The operational amplifier was originally used for analogue computers, although at that time they were made using discrete components. Modern (good) opamps are so good, that it is difficult or impossible to achieve results even close with discrete transistors or FETs. However, there are still some instances where opamps are just not suitable, such as when high supply voltages are needed for large voltage swings.
The majority of power amplifiers (whether bipolar or MOSFET) are in fact discrete opamps, with a +ve input and a -ve input. You tend not to see this, but have a look at Figure 3.5 again. The signal is applied to the +ve input at the base of Q1. The base of Q2 is the -ve input, and is used for the feedback signal, exactly the same as you will see in Figure 4.1a below.

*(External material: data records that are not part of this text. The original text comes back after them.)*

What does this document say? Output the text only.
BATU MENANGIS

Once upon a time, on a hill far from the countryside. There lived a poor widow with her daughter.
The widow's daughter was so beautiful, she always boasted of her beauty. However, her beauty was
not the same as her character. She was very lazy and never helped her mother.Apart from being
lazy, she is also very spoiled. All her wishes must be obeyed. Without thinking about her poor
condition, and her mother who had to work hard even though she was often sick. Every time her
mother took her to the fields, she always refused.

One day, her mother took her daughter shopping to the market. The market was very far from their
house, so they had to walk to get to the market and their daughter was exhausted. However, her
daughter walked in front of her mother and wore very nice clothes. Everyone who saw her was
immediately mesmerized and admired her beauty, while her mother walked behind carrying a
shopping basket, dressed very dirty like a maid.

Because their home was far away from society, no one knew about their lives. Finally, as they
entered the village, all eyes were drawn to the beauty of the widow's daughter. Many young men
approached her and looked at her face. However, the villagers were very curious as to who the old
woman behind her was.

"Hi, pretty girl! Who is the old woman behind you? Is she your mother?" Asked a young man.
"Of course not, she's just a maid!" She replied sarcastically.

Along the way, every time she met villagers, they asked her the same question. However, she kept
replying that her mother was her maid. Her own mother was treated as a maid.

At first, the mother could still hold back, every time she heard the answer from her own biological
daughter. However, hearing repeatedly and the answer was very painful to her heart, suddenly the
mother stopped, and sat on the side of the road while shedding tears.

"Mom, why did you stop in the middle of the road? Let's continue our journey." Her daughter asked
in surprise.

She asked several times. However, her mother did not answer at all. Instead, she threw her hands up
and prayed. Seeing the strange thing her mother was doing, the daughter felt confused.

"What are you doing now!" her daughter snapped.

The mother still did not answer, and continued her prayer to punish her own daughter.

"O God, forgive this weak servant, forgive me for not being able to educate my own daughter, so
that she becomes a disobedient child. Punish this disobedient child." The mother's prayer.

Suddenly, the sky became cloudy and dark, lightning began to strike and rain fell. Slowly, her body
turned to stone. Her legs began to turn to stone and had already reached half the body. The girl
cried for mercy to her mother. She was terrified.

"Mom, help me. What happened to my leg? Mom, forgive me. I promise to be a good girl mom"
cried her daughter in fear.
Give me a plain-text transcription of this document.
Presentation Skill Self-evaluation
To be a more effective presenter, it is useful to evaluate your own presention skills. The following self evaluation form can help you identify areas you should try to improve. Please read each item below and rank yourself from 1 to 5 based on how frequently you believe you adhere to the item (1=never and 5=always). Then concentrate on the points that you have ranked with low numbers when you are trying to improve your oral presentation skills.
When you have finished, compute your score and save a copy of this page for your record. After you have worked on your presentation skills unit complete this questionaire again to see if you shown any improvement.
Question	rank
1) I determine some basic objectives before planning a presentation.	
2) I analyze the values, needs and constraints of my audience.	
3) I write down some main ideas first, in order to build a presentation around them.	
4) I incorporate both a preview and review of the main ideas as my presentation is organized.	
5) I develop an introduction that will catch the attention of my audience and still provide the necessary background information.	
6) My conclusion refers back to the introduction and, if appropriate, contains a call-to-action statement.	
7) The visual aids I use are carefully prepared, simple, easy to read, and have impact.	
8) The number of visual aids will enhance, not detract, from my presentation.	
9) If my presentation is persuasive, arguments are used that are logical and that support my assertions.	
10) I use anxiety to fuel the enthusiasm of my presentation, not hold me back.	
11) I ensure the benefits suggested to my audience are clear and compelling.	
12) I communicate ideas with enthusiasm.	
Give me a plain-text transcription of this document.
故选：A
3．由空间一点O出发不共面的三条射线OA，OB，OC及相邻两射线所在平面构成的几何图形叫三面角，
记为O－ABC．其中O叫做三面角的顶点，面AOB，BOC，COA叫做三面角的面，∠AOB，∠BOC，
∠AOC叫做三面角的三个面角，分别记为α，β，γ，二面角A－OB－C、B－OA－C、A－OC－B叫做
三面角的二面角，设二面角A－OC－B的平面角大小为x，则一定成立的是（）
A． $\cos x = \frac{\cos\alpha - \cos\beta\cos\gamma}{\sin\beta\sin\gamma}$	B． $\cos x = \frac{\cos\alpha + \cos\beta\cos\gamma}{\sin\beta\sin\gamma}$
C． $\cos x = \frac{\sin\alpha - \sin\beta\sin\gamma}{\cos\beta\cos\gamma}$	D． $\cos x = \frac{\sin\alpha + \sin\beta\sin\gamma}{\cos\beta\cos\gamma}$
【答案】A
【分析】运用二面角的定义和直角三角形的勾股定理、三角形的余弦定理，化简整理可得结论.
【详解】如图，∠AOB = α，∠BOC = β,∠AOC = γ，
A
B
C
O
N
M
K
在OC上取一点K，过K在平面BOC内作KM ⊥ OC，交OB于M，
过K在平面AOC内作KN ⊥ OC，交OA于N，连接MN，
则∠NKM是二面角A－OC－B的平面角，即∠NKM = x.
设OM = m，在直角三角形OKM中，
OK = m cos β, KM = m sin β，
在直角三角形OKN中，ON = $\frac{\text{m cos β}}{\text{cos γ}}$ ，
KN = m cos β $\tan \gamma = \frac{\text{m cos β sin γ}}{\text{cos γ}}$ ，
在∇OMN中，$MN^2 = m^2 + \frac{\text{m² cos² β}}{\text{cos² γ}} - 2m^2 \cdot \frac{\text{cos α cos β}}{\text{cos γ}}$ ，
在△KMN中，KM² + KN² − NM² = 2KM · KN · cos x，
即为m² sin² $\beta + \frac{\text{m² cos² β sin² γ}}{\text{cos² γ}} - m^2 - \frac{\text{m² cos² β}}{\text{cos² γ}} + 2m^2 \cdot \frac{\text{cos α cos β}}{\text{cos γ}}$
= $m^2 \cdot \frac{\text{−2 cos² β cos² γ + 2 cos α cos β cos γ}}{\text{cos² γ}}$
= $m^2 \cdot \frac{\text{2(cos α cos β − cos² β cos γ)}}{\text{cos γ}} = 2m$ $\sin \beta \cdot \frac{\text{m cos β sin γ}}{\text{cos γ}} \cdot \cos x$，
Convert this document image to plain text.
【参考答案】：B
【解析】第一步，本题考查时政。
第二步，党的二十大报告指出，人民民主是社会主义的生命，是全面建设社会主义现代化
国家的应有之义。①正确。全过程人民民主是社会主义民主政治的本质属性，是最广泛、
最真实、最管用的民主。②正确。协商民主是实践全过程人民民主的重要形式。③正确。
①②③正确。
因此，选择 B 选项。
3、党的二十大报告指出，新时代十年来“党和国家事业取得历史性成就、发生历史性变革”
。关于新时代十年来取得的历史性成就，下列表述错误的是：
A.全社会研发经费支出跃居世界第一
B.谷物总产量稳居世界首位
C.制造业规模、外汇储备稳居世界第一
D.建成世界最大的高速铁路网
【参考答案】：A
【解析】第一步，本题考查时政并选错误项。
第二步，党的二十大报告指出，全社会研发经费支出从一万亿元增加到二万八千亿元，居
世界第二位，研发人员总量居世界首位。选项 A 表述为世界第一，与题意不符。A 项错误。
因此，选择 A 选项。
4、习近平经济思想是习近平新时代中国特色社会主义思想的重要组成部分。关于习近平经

Unlike the other devices, opamps are primarily designed as voltage amplifiers, and their versatility comes from their input circuitry. Opamps have two inputs, designated as the non-inverting and inverting (or simply + and -).
When wired into a conventional amplifier circuit, the opamp has one major goal in its little life ...Make both inputs the same voltage
If, because some swine of a designer has made this impossible (very common with a lot of circuits), the opamp then takes another approach ...Make the output the same polarity as the most positive input
The latter condition needs a small explanation. If the +ve input is most positive, then the output will swing to the positive supply rail (or as close as it can get). Should the -ve input be more positive, then the output will swing to the negative supply rail. The difference between the two inputs may be less than 1mV! Simple as that.
I call these "The First and Second Laws of Opamps". These two statements describe everything an opamp does, and just by knowing this, makes the task of working out what most common circuits do a simple process. There is actually nothing especially complex about opamps, unless you look at the 'simplified' circuit diagram often included in data sheets. Don't do this, as it is too depressing. (By the way, the first statement is not strictly true of real-life devices, which will always have some error, however without very specialised equipment you will be unable to measure it.)
Modern opamps (the good ones, anyway) are as close as anyone has ever got to the ideal amplifier. The bandwidth is very wide indeed, with very low distortion (0.00003% for one of the Burr Brown devices), and low noise. Although it is quite possible to obtain an output impedance of far less than 10 Ohms, the current output is usually limited to about +/-20mA or so. Supply voltage of most opamps is limited to a maximum of about +/-18V, although there are some that will take more, and others less.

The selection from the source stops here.